Despite geopolitical tensions and the resultant volatility in energy markets, the global backdrop is supported by policy momentum and stable corporate fundamentals. A protracted conflict risks stagflation; however, economic and political incentives point to near-term de-escalation. In this environment, disciplined active management remains essential as we position portfolios to capitalize on selective opportunities across global credit, EM and structured sectors.
Key highlights:
- The Middle East conflict and resultant energy supply shock have spiked market volatility. Longer-term inflation expectations remain anchored for now, but rising near-term inflation expectations have tightened financial conditions via fears of central banks leaning hawkish.
- US growth remains resilient as the region is energy-independent while deregulation, tax refunds and policy support are also supportive.
- Europe and the UK confront potential labor-market headwinds and are highly exposed to volatile energy prices, but fiscal measures in Germany may help to stabilize the outlook.
- In Asia, China’s recovery remains policy-driven amid structural challenges, while in Japan, expansionary fiscal policy will likely lead to a steeper curve.
- Credit fundamentals across IG and HY remain strong, with issuance elevated by AI-related capex, M&A activity and refinancing needs.
- Securitized sectors—select parts of MBS, CLOs and CMBS—offer relative value despite pressure in consumer and CRE pockets.
- EM continues to benefit from positive fundamentals while relative value varies between the local, corporate and sovereign markets.
- Investor sentiment has stayed constructive, supported by strong fundamentals and appealing yields despite geopolitical and commodity-driven risks.
Overview
In this quarterly report, geopolitical tensions are the defining feature of the macro outlook with energy supply shocks expected to weigh on near-term growth and inflation. Before these pressures the global economic backdrop was gradually improving as fiscal support, easier finan-cial conditions and moderating inflation were helping to strengthen the 2026 outlook. We believe the drastic shift in central bank policy expectations is somewhat overdone and that longer-term growth and inflation targets are still attainable. In the US, policy tail-winds and deregulation will likely support activity despite signs of softer labor conditions. Europe and the UK are more vulnerable to volatile energy prices and face labor-market challenges but German fiscal expansion may offer some stabilization. China’s recovery remains policy-driven while Japan’s expansionary fiscal policy will likely lead to a steeper curve there. Credit markets remain supported by strong fundamentals and healthy de-mand, with issuance elevated by AI-related capex and M&A. Select parts of structured products and emerging markets (EM) also offer attractive relative value. Despite cross-currents from geopolitics and commodities, investor sentiment remains constructive.
WHAT ARE THE RISKS?
All investments involve risks, including possible loss of principal. Past performance is no guarantee of future results. Please note that an investor cannot invest directly in an index. Unmanaged index returns do not reflect any fees, expenses or sales charges.

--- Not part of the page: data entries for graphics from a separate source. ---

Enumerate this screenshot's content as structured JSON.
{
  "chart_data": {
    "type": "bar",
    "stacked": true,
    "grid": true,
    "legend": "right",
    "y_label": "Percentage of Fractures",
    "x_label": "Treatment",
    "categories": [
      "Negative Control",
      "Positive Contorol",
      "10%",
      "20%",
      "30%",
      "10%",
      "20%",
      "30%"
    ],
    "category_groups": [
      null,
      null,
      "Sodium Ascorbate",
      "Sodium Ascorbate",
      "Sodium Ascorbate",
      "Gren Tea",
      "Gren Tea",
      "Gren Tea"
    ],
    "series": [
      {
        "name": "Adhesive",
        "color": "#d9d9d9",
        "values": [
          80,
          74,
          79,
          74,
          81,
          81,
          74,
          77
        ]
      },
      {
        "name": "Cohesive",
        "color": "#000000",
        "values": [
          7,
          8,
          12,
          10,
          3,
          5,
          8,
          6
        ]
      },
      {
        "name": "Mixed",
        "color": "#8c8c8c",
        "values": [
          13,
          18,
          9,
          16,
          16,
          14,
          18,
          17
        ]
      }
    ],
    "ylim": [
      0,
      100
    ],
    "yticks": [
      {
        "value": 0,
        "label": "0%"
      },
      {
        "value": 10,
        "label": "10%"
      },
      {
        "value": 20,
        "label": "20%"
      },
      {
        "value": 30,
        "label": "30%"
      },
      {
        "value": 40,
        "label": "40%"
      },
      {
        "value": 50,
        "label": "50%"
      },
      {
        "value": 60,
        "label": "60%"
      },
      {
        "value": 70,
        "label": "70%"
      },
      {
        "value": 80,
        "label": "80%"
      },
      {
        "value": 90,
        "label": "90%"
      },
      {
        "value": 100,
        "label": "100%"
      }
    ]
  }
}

Fixed-income securities involve interest rate, credit, inflation and reinvestment risks and possible loss of principal. As interest rates rise, the value of fixed income securities falls. Low-rated, high-yield bonds are subject to greater price volatility, illiquidity and possibility of default.
Municipal income may be subject to state and local taxes. Some income may be subject to the federal alternative minimum tax for certain investors. Capital gains, if any, are taxable.
Changes in the credit rating of a bond, or in the credit rating or financial strength of a bond’s issuer, insurer or guarantor, may affect the bond’s value.
Floating-rate loans and debt securities are typically rated below investment grade and are subject to greater risk of default, which could result in loss of principal. Inflation-linked securities are subject to liquidity risk, prepayment risk, extension risk and deflation risk.
US Treasuries are direct debt obligations issued and backed by the “full faith and credit” of the US government. The US government guarantees the principal and interest payments on US Treasuries when the securities are held to maturity. Unlike US Treasuries, debt securities issued by the federal agencies and instrumentalities and related investments may or may not be backed by the full faith and credit of the US government. Even when the US government guarantees principal and interest payments on securities, this guarantee does not apply to losses resulting from declines in the market value of these securities.
International investments are subject to special risks, including currency fluctuations and social, economic and political uncertainties, which could increase volatility. These risks are magnified in emerging markets. Investments in companies in a specific country or region may experience greater volatility than those that are more broadly diversified geographically. The government’s participation in the economy is still high and, therefore, investments in China will be subject to larger regulatory risk levels compared to many other countries. There are special risks associated with investments in China, Hong Kong and Taiwan, including less liquidity, expropriation, confiscatory taxation, international trade tensions, nationalization, and exchange control regulations and rapid inflation, all of which can negatively impact the fund. Investments in Taiwan could be adversely affected by its political and economic relationship with China.